Dead and Rotting is one of those movies you’d stick on when you just want to have something on in the background. However, as it plays you might find yourself drawn in more then you expect. It’s no stone cold classic but it is better than you’d expect. Provided you can overlook the cheapness of it.
The story sees three men anger a local witch, so much so that she transforms herself into a beautiful woman. The plan? To seduce them, kill them and make them her slaves. Easy to do when her younger self is Debbie Rochon. A genre favourite, she is as awesome as always but credit also has to go to the witch-hag, Barbra Katz-Norrod who does well.
The trio of men who suffer the wrath of the witch are all competent even if their characters are a little too gross to get behind. The movie has a lot of sex in it but it’s hardly erotic when they’re taking turns to sleep with the delectable looking witch.
The small-town locale and well-paced script keeps Dead and Rotting ticking along nicely.
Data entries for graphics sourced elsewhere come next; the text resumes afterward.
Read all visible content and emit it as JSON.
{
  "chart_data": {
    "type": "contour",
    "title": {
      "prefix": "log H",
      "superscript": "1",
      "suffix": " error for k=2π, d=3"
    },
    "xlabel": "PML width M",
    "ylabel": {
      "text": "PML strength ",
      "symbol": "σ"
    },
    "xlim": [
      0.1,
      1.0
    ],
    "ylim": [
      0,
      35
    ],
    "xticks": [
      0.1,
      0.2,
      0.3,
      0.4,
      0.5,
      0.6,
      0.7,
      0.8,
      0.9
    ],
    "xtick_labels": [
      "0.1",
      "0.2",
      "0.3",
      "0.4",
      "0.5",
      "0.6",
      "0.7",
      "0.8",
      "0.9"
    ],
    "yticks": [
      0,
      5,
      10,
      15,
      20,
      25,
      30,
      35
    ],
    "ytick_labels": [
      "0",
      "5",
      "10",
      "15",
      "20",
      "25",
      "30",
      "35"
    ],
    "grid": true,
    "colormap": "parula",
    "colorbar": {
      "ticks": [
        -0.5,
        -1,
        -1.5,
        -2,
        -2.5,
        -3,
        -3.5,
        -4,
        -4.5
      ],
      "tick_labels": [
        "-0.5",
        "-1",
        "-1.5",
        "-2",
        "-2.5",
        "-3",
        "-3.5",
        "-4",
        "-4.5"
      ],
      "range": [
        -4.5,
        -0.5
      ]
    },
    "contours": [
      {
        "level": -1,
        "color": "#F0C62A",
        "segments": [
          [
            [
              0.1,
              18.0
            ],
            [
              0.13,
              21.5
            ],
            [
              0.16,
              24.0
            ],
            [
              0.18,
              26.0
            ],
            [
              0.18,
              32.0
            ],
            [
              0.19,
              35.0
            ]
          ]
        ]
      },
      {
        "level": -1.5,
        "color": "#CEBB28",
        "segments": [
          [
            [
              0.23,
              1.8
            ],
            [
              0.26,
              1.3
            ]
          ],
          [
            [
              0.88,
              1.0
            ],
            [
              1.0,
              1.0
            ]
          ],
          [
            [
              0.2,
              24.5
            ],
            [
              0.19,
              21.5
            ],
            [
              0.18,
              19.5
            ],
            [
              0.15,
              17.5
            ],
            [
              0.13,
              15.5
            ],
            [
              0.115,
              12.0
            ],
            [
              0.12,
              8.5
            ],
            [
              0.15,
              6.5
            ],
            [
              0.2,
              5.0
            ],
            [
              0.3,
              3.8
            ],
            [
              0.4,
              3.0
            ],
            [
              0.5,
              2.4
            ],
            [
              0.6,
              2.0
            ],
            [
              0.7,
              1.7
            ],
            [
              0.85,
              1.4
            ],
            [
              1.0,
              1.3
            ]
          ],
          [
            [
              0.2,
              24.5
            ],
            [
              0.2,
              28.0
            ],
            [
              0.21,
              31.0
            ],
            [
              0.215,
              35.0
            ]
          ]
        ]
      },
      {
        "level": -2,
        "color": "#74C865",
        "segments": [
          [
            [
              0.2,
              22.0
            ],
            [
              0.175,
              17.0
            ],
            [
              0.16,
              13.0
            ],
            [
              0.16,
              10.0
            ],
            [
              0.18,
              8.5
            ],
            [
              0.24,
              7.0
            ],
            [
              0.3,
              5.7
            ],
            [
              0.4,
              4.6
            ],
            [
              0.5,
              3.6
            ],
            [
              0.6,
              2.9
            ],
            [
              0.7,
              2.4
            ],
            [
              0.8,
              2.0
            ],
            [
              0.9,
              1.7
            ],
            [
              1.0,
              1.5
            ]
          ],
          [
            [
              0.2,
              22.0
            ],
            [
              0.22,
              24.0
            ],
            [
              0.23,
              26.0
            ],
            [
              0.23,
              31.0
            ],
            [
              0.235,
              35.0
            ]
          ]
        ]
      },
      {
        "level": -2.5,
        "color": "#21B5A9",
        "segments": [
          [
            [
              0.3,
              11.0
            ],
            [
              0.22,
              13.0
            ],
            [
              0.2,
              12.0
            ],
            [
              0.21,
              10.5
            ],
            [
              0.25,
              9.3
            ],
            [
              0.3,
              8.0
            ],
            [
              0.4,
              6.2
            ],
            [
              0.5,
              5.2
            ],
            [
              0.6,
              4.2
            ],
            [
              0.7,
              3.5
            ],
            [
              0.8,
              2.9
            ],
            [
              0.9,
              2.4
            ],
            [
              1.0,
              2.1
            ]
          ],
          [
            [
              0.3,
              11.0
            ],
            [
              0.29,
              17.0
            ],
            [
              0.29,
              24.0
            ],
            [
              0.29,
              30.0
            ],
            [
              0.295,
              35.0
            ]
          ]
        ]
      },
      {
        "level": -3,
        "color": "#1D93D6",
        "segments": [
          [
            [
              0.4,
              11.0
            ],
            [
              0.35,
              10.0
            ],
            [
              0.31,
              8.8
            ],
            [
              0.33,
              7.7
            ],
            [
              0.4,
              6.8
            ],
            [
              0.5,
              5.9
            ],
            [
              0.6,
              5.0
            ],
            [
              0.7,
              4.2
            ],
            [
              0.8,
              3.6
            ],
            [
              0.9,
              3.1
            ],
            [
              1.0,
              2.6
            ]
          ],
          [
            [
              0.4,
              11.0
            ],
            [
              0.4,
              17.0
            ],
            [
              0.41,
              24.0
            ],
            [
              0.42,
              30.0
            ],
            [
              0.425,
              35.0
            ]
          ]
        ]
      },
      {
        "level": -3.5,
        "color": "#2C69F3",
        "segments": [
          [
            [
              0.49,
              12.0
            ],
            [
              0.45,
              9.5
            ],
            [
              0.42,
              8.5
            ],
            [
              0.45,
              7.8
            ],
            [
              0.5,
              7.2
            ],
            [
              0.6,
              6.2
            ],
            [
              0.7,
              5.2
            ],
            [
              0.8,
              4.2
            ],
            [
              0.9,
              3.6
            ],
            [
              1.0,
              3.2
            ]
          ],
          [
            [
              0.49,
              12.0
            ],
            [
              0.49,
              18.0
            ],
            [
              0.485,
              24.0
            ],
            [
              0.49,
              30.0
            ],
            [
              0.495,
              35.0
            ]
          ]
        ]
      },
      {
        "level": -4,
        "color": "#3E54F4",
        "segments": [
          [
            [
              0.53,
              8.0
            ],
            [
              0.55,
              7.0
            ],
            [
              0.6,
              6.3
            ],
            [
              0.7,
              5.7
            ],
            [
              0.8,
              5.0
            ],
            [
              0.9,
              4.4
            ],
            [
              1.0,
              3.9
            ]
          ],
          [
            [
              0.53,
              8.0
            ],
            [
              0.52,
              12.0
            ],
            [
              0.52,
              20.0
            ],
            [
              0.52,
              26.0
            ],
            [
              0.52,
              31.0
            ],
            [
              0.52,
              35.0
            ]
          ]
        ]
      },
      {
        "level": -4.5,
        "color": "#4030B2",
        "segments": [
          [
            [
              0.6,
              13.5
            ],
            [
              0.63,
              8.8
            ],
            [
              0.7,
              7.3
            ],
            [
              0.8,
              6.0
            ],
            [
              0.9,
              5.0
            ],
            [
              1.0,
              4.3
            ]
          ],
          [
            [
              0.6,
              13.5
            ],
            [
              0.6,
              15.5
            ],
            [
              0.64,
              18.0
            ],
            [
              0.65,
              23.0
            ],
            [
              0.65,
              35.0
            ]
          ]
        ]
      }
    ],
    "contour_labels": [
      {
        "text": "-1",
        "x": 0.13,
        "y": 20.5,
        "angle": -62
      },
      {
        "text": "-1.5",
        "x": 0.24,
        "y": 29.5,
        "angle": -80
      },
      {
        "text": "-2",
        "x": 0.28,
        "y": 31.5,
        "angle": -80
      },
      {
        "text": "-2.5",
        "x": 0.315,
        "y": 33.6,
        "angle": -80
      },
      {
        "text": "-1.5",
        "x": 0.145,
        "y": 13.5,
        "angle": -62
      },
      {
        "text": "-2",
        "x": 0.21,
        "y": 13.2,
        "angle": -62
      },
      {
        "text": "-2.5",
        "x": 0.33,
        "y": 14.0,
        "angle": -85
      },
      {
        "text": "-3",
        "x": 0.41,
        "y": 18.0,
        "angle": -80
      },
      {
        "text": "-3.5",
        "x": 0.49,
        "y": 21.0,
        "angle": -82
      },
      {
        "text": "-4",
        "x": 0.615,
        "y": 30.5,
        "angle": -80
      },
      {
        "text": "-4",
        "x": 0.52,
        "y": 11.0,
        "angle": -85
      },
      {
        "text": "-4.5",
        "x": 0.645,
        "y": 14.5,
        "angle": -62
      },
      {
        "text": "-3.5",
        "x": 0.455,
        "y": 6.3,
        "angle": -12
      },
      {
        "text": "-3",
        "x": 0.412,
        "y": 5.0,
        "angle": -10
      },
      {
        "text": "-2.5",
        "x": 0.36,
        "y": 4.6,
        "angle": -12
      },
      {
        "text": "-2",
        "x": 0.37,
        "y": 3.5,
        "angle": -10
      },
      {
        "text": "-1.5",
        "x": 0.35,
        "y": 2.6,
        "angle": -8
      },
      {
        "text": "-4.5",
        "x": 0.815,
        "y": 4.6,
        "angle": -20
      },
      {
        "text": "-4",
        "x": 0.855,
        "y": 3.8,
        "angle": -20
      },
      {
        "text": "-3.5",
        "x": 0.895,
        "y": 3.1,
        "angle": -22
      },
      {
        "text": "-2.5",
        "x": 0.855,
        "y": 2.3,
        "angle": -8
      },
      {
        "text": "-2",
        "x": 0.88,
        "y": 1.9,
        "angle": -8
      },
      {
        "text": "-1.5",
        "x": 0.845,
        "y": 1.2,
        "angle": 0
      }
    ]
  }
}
It reminds me of Pumpkinhead because of the sleepy town story and the wrath of a witch. Unfortunately, it just doesn’t look as good.
That is always going to the biggest takeaway from the movie, just how it looks like it was filmed on a damaged 90’s camcorder. It’s a shame because with a little more budget this could have been really good. It still manages to hold together though with some decent music and a set of creepy looking ghouls. The poem they recite is particularly effective.
If you’re looking for an entertaining low budget indie horror with plenty of Debbie Rochon then Dead and Rotting will provide.